Cara Urus Balik Nama Kendaraan Baru Tahun 2025
Balik nama kendaraan merupakan kewajibaan hukum di Indonesia berdasarkan UU No. 22 Tahun 2009 tentang Lalu Lintas dan Angkutan Jalan serta Peraturan Polri No. 7 Tahun 2021, yang mengharuskan pemilik baru mendaftarkan perubahan nama maksimal 14 hari setelah pembelian untuk menghindari denda Rp 50.000 per hari atau penyitaan kendaraan oleh Satpas Polri.
Proses ini krusial untuk memastikan kepemilikan sah, menghindari sengketa hukum, serta memperbarui data di database Samsat secara nasional, terutama bagi kendaraan bekas yang sering kali memiliki riwayat pajak menunggak atau sengketa.
Di tahun 2025, pemerintah melalui Korlantas Polri telah menghapus bea balik nama (sebelumnya 1% dari nilai kendaraan) sesuai Permenkeu No. 191/PMK.03/2015 yang diubah, sehingga biaya lebih ringan hanya PKB, SWDKLLJ, STNK, TNKB, dan BPKB—ditambah kemudahan layanan digital via aplikasi MOL Nasional atau e-Samsat yang terintegrasi dengan AHU Kemenkumham untuk verifikasi cepat tanpa bolak-balik kantor.
Syarat Dokumen Balik Nama Kendaraan Baru
- Fotokopi KTP pemilik kendaraan
- Faktur pembelian kendaraan dari dealer
- Formulir permohonan BBNKB
- Surat rekomendasi dari dealer
- Bukti pembayaran kendaraan
Umumnya dealer sudah membantu menyiapkan sebagian dokumen tersebut, sehingga pemilik hanya perlu melakukan verifikasi.
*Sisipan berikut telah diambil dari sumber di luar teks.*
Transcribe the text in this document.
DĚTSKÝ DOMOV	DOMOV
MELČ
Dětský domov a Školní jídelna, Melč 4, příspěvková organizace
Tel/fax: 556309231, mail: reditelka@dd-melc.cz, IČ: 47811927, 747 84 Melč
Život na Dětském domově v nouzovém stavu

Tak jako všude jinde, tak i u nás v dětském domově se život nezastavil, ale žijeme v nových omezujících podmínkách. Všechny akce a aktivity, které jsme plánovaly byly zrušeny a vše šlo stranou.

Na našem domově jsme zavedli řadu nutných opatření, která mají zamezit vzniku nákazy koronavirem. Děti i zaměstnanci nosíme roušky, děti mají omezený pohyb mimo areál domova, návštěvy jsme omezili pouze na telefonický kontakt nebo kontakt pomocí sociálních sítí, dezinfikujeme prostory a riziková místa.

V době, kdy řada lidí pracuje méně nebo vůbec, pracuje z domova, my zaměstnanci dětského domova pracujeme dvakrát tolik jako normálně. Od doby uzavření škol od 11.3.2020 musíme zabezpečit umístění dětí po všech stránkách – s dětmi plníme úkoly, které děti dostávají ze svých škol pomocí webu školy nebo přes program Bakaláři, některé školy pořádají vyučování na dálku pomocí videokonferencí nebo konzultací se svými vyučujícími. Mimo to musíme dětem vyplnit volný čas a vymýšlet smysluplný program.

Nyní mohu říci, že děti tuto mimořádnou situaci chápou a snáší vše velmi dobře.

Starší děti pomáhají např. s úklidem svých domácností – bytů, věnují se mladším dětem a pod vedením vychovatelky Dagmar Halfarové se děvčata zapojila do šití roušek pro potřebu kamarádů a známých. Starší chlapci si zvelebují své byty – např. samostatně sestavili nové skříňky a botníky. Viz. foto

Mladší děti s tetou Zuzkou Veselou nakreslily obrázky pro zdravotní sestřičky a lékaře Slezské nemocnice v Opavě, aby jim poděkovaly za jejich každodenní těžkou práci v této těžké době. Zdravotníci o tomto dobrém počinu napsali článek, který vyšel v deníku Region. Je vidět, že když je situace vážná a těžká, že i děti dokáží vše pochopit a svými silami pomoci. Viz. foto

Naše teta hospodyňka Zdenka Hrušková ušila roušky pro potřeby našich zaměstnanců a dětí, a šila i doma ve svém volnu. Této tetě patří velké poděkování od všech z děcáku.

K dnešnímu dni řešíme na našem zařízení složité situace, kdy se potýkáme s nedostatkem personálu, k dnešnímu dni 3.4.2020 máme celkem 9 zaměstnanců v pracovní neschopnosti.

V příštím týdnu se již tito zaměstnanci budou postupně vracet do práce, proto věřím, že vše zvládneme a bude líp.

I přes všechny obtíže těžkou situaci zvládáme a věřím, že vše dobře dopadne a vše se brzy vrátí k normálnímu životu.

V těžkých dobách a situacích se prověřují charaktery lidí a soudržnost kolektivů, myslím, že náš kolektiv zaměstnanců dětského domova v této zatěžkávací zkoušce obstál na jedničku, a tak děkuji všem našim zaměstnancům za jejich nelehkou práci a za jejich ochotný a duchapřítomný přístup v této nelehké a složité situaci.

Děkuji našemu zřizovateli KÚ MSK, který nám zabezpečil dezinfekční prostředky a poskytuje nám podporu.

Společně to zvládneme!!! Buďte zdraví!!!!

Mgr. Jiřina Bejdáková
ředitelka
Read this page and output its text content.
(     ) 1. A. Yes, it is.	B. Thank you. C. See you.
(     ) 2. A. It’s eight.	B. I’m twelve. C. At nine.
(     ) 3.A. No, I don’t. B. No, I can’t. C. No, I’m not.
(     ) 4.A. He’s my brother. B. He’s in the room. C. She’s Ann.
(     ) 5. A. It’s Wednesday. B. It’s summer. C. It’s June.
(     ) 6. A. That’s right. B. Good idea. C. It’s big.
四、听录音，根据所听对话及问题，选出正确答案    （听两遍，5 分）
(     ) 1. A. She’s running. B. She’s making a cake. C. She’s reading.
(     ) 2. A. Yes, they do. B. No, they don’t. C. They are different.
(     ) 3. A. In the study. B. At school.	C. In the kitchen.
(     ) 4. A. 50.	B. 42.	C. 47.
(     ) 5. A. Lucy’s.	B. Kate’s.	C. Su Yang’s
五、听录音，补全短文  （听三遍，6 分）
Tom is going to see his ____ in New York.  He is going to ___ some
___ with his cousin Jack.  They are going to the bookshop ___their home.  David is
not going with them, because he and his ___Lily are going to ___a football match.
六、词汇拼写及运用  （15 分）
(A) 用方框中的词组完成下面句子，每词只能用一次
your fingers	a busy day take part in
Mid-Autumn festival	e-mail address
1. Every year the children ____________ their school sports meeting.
Lebih lanjut, proses bea balik nama ini bisa dilakukan di Kantor Samsat. Bawa semua dokumen tersebut ke Samsat yang selanjutnya dilakukan proses balik nama, antara lain:
- Pemeriksaan kelengkapan berkas
- Cek fisik kendaraan, terutama nomor rangka dan mesin
- Penerbitan SKPD BBNKB sebagai dasar pembayaran
- Cek fisik adalah proses wajib pada kendaraan baru karena memastikan kesesuaian data kendaraan.
Setelah SKPD diterbitkan, pembayaran bea balik nama kendaraan bermotor atau BBNKB bisa dilakukan melalui Loket Pembayaran di Samsat Induk. Pastikan menyimpan bukti pembayaran karena akan digunakan untuk penerbitan STNK dan pelat nomor.
Setelah pembayaran lunas, petugas akan memberikan jadwal pengambilan STNK dan Tanda Nomor Kendaraan Bermotor (TNKB).
Perlu diketahui, untuk wilayah DKI Jakarta, BBNKB diberlakukan hanya untuk pembelian pertama. Pembelian kedua dan seterusnya alias kendaraan bekas dibebaskan.